The saw-tooth-shaped opening 62 formed in the grating 61 allows only the reflected light from the pixel visual field range 2a corresponding to one pixel line of the CCD 10 on the surface of the original 2. ..

Next, the operation of this embodiment will be described with reference to FIGS. Reflected light from the pixel visual field range 2a corresponding to one pixel line of the CCD 10 on the surface of the original 2 is condensed by the imaging lens 8 and is incident on the sawtooth-shaped opening 62 of the grating 61. The light that has entered the opening 62 is diffracted at different angles depending on the wavelength, and the R, G, and B lights enter the pixel lines 23, 22, and 21 of the CCD 10, respectively. At this time, since the grating 61 is formed by a method similar to the LSI manufacturing process, the manufacturing accuracy is high and the visual field range by the opening 62 can be set with high accuracy.
Further, the noise light 63 reflected from the surface of the original 2 other than the pixel visual field range 2a does not pass through the opening 62 of the grating 61 and travels straight outside, so that each pixel line 21, 22, 23.
Is never incident on.

According to the present embodiment, the reflected light from one pixel visual field range 2a on the document surface is simultaneously separated into three colors by the opening 62 of the grating 61 and enters the CCD 10, so that the buffer memory is It is not necessary, and the cost of the device can be reduced and the speed of color recognition can be increased. Further, since the color filter is not required and only the grating 61 is mounted on the CCD 10, the cost can be reduced and the product yield can be improved. Moreover, since the opening portion 62 for setting the visual field range is provided in the grating 61, it is not necessary to separately provide a light shielding member, and the number of parts and the number of assembling steps can be reduced.

[0021]

As described above, according to the image input apparatus of the present invention, since the grating which is the sawtooth prism is used as the means for separating the color of the original image, the buffer memory and the color filter are not required, It is possible to realize speeding up of color recognition processing and cost reduction.

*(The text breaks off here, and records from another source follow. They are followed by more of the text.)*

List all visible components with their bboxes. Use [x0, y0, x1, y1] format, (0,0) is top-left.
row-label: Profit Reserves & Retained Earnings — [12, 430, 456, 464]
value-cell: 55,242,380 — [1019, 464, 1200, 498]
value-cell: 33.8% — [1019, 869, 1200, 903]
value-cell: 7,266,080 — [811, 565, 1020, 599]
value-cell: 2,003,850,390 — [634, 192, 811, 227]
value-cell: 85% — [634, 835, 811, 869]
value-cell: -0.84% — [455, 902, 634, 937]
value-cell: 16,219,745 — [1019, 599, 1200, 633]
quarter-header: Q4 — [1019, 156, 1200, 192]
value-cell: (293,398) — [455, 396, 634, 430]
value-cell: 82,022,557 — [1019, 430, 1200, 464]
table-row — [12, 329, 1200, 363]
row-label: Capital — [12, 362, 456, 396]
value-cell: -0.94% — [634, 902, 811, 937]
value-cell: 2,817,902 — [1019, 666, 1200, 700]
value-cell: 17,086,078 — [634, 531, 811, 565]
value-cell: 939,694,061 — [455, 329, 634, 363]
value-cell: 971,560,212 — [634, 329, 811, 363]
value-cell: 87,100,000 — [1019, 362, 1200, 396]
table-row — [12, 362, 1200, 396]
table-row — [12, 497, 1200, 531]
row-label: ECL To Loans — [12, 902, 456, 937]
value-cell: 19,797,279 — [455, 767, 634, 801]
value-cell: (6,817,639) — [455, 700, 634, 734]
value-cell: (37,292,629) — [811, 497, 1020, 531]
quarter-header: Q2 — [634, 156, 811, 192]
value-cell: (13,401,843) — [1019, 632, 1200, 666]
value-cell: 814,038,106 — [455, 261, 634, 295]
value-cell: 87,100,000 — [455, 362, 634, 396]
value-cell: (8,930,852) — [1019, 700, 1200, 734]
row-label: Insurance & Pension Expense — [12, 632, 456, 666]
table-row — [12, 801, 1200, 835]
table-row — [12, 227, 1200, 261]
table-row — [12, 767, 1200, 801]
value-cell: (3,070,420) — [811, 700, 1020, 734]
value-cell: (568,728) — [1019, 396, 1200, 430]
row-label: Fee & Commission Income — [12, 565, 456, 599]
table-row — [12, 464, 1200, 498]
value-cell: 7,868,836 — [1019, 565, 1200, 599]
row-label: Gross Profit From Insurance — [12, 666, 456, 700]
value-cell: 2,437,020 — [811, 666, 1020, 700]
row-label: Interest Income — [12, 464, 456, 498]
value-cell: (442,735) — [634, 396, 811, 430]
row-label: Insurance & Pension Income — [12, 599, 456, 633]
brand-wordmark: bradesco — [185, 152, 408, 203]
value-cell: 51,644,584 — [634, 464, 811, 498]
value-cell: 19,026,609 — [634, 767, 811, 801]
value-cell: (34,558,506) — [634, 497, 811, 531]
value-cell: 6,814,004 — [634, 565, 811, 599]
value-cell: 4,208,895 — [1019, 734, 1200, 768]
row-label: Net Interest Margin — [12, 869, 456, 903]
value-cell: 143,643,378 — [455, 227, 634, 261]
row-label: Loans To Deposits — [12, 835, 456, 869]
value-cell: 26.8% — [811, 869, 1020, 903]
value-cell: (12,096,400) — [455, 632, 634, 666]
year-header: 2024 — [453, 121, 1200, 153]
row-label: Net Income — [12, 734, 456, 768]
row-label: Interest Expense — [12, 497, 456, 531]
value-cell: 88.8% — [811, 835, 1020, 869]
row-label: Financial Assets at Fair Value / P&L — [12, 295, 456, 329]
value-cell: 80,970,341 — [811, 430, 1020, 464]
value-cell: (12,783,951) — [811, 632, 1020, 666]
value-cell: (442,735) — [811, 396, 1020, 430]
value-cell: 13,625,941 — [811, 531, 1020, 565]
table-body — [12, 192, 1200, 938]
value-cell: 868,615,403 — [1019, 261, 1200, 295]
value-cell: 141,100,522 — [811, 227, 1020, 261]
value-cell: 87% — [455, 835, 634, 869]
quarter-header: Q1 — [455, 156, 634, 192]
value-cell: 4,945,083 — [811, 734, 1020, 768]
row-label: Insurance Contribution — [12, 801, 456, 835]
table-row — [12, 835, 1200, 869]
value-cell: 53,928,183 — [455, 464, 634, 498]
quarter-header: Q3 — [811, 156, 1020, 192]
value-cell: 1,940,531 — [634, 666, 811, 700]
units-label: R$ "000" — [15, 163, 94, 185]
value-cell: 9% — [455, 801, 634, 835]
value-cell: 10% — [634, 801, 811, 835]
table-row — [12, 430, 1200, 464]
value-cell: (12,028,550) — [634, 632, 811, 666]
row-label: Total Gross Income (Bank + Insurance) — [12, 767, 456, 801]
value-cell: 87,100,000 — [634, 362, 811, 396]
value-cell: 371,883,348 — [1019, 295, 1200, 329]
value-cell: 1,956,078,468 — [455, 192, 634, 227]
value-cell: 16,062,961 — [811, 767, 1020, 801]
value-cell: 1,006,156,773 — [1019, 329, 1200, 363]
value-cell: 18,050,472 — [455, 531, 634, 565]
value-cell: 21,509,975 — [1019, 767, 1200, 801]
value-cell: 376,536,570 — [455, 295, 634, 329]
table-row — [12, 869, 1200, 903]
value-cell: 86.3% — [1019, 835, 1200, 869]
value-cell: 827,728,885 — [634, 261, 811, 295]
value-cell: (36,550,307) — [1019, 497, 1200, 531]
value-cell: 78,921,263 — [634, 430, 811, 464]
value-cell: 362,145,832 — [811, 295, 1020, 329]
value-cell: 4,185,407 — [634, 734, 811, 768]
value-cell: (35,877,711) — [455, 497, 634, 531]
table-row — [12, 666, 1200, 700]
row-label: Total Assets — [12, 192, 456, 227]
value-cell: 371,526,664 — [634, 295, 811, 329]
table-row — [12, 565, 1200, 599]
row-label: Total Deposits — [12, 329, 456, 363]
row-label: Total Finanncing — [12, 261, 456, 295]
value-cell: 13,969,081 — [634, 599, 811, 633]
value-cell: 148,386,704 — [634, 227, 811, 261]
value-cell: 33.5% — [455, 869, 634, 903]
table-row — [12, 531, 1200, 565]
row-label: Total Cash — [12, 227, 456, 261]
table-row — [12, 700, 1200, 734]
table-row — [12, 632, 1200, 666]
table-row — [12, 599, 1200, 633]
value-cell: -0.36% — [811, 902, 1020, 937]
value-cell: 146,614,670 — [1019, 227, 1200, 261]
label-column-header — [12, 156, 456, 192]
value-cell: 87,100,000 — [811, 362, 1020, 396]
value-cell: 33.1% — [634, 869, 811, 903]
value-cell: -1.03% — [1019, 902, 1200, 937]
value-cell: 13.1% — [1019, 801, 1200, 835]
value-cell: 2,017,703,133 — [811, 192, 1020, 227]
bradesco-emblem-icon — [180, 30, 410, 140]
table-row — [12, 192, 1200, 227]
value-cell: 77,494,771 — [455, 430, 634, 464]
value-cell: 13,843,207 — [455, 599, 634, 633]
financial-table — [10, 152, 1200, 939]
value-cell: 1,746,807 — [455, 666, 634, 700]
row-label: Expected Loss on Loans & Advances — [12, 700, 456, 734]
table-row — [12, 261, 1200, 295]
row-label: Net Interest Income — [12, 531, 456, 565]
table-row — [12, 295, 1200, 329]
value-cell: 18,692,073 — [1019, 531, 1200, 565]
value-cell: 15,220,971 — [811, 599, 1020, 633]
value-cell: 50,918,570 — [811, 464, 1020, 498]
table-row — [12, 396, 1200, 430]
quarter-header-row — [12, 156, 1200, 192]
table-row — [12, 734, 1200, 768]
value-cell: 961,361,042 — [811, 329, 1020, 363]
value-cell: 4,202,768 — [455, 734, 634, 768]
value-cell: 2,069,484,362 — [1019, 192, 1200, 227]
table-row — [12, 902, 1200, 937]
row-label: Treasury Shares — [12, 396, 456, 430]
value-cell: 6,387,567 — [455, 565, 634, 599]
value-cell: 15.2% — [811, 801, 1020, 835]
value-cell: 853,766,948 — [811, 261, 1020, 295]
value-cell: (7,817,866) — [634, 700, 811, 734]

Further, the visual field range can be set with high accuracy by the opening of the grating, and the number of parts and the number of assembling steps can be reduced.

[Brief description of drawings]

FIG. 1 is a perspective view showing a configuration of a grating according to an embodiment of an image input device of the present invention.

FIG. 2 is an explanatory diagram showing an image recognition operation according to the present embodiment.

FIG. 3 is an explanatory diagram showing a configuration of an example of an optical system of a digital color image copying apparatus.

FIG. 4 is a plan view of FIG.

5 is a perspective view showing the configuration of the CCD shown in FIG.

6 is a sectional view taken along line XX of FIG.

FIG. 7 is a diagram illustrating an image color reproducing operation in a color image copying apparatus.

FIG. 8 is an explanatory diagram showing a color separation action of an example of a conventional color image copying apparatus.

FIG. 9 is an explanatory diagram showing a configuration of an example of a space map of a buffer memory provided in a conventional color image copying apparatus.

FIG. 10 is an explanatory diagram showing an example of a conventional method for producing a color filter.

[Explanation of symbols]

 2 Original 2a Pixel field of view 10 CCD (image recognition element) 61 Grating (color separation filter) 62 Aperture

Claims (1)

[Claims] 1. An image input device of an image copying apparatus, wherein a color original is scanned with light, and reflected light is color-separated into three colors and input to three image recognition elements, respectively. An image input device for an image copying apparatus, comprising a color separation prism having an opening corresponding to a visual field range on the original surface and having a sawtooth cross section.